One night I got a call from him. "I'm in the hospital but I'm okay," he said.

"Hospital!? For what?" I asked.

"I'm in intensive care."

"You're not okay!" I said, fearing the worst. I knew, after four years of communicating with this amazing human being, that I had no choice but to get on a plane as quickly as possible.

A few days later I flew into NY. As I was running from my mother's apartment to the hospital I was so focused on getting to him that I fell off the curb and sprained my ankle. I got in a wheelchair and someone pushed me to his room.

He was asleep with the bed in an upright position. His beard was thinned out and his head was draped with a tallit. He still looked like a spiritual lion.

I must have sat in the wheelchair at the foot of his bed for 45 minutes before he opened one eye, then the other.

Squinting he said, "Are you who I think you are?"

"Yes," I replied. Are you who I think YOU are?" and we laughed.

It was Sukkot. He had been in the hospital since Rosh Hashanah. For the next five days I was privileged to spend time with him in the hospital. Of course, being Sukkot, he put me to work. Every person who passed by I was instructed to bring into his room. He rejoiced in everyone participating in the rituals of Sukkot and he taught even from his room in intensive care. That was his mission and purpose.

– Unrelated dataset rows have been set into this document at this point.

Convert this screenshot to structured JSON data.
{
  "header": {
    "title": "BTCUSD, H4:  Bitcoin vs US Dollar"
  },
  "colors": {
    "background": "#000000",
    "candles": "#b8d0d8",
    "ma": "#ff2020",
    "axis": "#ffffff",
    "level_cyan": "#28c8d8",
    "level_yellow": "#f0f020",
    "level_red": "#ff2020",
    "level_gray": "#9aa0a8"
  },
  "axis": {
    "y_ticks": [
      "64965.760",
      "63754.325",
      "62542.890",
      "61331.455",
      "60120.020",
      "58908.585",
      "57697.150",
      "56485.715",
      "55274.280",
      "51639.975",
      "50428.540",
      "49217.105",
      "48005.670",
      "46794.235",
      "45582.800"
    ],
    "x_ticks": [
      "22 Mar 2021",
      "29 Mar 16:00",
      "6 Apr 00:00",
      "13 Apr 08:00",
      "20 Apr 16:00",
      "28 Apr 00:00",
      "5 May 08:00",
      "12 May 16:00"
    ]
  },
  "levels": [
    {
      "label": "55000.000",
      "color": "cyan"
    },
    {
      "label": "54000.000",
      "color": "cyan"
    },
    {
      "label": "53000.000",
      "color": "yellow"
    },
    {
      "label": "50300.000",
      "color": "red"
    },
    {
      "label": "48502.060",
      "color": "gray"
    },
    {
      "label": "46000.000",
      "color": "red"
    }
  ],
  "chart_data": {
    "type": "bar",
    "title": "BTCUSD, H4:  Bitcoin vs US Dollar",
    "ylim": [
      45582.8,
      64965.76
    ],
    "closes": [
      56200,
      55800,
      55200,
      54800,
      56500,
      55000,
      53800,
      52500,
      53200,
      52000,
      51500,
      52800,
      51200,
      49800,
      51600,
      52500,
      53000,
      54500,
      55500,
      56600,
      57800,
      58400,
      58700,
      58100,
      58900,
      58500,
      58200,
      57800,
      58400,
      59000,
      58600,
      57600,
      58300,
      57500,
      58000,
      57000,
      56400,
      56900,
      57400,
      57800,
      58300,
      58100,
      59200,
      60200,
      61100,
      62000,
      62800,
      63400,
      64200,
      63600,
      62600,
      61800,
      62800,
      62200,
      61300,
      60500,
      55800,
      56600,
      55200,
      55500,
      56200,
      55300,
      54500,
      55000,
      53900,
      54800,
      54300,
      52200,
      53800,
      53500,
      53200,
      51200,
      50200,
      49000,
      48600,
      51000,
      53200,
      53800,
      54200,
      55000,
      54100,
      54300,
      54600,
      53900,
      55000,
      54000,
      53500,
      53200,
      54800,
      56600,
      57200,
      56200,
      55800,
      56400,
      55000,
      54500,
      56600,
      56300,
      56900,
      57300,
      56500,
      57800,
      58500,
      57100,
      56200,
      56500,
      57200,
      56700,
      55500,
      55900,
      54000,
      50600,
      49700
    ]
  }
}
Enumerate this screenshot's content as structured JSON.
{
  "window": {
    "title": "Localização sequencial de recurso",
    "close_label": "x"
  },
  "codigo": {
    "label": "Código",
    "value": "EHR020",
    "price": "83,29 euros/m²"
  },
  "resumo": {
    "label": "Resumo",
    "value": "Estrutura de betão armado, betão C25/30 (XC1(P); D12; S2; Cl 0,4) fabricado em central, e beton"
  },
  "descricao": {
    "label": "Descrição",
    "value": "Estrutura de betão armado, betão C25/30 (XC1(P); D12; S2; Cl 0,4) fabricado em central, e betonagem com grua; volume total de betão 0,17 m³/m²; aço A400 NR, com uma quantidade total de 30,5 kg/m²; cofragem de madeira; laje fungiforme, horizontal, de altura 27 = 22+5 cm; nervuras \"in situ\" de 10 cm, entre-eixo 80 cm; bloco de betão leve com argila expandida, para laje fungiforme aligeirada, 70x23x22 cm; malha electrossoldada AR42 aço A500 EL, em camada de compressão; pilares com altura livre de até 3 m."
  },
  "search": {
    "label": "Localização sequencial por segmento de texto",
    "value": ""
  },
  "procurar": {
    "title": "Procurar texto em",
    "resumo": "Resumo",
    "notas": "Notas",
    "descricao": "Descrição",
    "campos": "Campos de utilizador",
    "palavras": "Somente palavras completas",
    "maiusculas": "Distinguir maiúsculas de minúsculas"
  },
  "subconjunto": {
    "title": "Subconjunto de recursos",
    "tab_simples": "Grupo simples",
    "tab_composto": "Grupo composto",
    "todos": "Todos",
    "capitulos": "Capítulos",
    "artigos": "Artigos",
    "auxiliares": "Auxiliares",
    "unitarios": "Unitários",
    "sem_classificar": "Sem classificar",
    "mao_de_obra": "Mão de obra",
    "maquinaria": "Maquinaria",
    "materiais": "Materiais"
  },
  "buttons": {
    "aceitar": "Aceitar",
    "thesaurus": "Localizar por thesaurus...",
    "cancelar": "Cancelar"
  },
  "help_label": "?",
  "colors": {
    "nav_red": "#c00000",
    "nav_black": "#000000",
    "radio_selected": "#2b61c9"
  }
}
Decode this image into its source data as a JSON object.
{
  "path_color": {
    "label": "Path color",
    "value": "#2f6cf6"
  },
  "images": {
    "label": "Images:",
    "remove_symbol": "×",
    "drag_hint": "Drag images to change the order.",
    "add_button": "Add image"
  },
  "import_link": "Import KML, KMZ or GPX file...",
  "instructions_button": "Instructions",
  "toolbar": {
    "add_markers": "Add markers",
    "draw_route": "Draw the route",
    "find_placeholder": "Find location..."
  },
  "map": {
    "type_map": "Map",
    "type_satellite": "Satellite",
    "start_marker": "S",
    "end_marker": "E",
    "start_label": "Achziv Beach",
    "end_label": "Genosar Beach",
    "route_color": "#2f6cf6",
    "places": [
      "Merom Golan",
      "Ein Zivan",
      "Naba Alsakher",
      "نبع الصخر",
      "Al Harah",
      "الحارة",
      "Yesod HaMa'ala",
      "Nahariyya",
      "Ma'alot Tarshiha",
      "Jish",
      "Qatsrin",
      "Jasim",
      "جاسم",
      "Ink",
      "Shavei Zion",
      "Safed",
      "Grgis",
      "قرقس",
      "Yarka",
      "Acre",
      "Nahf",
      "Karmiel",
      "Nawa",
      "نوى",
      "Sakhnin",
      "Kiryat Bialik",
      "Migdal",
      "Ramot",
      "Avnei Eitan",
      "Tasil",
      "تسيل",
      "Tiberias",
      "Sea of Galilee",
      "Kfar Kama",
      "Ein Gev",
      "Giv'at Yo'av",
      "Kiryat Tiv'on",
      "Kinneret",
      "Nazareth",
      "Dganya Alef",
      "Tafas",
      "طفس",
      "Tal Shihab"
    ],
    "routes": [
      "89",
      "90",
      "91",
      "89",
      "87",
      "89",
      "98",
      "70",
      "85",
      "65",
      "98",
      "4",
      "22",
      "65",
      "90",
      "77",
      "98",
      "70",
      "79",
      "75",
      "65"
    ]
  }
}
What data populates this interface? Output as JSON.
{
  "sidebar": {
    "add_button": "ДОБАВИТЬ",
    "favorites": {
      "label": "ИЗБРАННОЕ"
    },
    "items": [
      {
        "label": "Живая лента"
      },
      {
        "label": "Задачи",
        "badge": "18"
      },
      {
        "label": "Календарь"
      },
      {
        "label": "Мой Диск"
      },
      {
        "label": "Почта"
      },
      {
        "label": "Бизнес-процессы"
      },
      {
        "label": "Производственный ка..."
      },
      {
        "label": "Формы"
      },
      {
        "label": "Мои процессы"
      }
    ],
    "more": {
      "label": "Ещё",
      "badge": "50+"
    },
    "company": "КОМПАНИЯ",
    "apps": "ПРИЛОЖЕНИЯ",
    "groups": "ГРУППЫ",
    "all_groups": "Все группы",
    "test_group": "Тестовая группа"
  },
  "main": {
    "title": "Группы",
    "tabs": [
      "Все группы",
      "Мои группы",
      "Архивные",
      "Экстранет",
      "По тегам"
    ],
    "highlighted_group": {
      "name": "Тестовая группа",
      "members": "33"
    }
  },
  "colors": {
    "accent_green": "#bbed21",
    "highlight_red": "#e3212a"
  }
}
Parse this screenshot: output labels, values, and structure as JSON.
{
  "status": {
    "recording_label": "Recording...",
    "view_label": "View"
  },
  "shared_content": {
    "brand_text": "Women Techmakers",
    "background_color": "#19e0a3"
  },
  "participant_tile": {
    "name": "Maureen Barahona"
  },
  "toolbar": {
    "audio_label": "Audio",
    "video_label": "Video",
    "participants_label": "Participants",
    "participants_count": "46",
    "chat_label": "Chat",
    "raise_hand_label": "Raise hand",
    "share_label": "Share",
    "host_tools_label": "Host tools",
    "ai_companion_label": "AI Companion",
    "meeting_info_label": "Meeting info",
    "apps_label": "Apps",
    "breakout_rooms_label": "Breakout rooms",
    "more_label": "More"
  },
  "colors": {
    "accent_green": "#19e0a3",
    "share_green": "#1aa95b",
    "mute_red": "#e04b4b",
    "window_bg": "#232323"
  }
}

"Are you Jewish?" he would ask. If yes, he had them do the lulav and etrog prayers. I was his honored helper.

On one visit, his sister pulled an email out that I had sent to him, that she said he had her read to him frequently. In the letter I was pleading to G‑d to please let Kazen live. "He has so much work to do!!!" I cried out.

But, it was not meant to be.

On December 2, 1998, I received the email announcing his death. I phoned the airlines and boarded a plane at 5 AM the following morning praying I would arrive at the funeral home on time. I had simply thrown a change of clothes and a toothbrush in a bag and I had the address of the funeral home. The rest was in the hands of G‑d.

The cab driver did not know where it was. We drove around and around and around. I was getting anxious. Then I saw cars upon cars and people, lots of people.

"That must be it!" I declared and got out of the cab.

I pushed my way all the way up to the front frantic to get a look at his coffin!! I needed to be as close as possible. Pushing through my tears and the crowd, I leaned against the wall as I stared at his coffin. I knew he would want me to ask, so I did.

"Would you please tell me the correct prayers to say right now?"

The woman looked at me quizzically.

"Did you know him?"

"Yes," I said. "I just flew in to be here."

"Flew in from where?" she asked.

"Atlanta."

Her face changed. "Are you Jane?! she exclaimed.

"Yes!" I said, so surprised that she knew me.

She held me tightly and said, "You are with us."

We said the prayers and I was swept up into the most loving welcome circle of YY's family and friends.

I knew he would have so appreciated everything that was shared about him. I was thrilled to meet his wonderful family and to share stories of YY and how many he touched all over the world. The thousands of emails and faxes that poured in substantiated this. People finally understood his life's work.

The world lost a very special man when YY Kazen died. I once heard someone say, "If you want to make G‑d laugh, tell him your plans." I guess G‑d had other plans for YY Kazen.

Not long after he died I became aware that when I was in my car and lost in some troubling thought or sadness, even at the loss of my friend, a car would pull up and the license plate included YY or KK or HH or some other letters that were almost a sure bet that YY was communicating. Even my friends who knew of him said they started to talk to him through these license plates too!! Keep your eyes open when you are on the road and see if he talks to you.

I am glad to see that his vision lives on and that 770 is keeping Chabad.org going! I am sure YY is smiling down on all of us with a great big smile.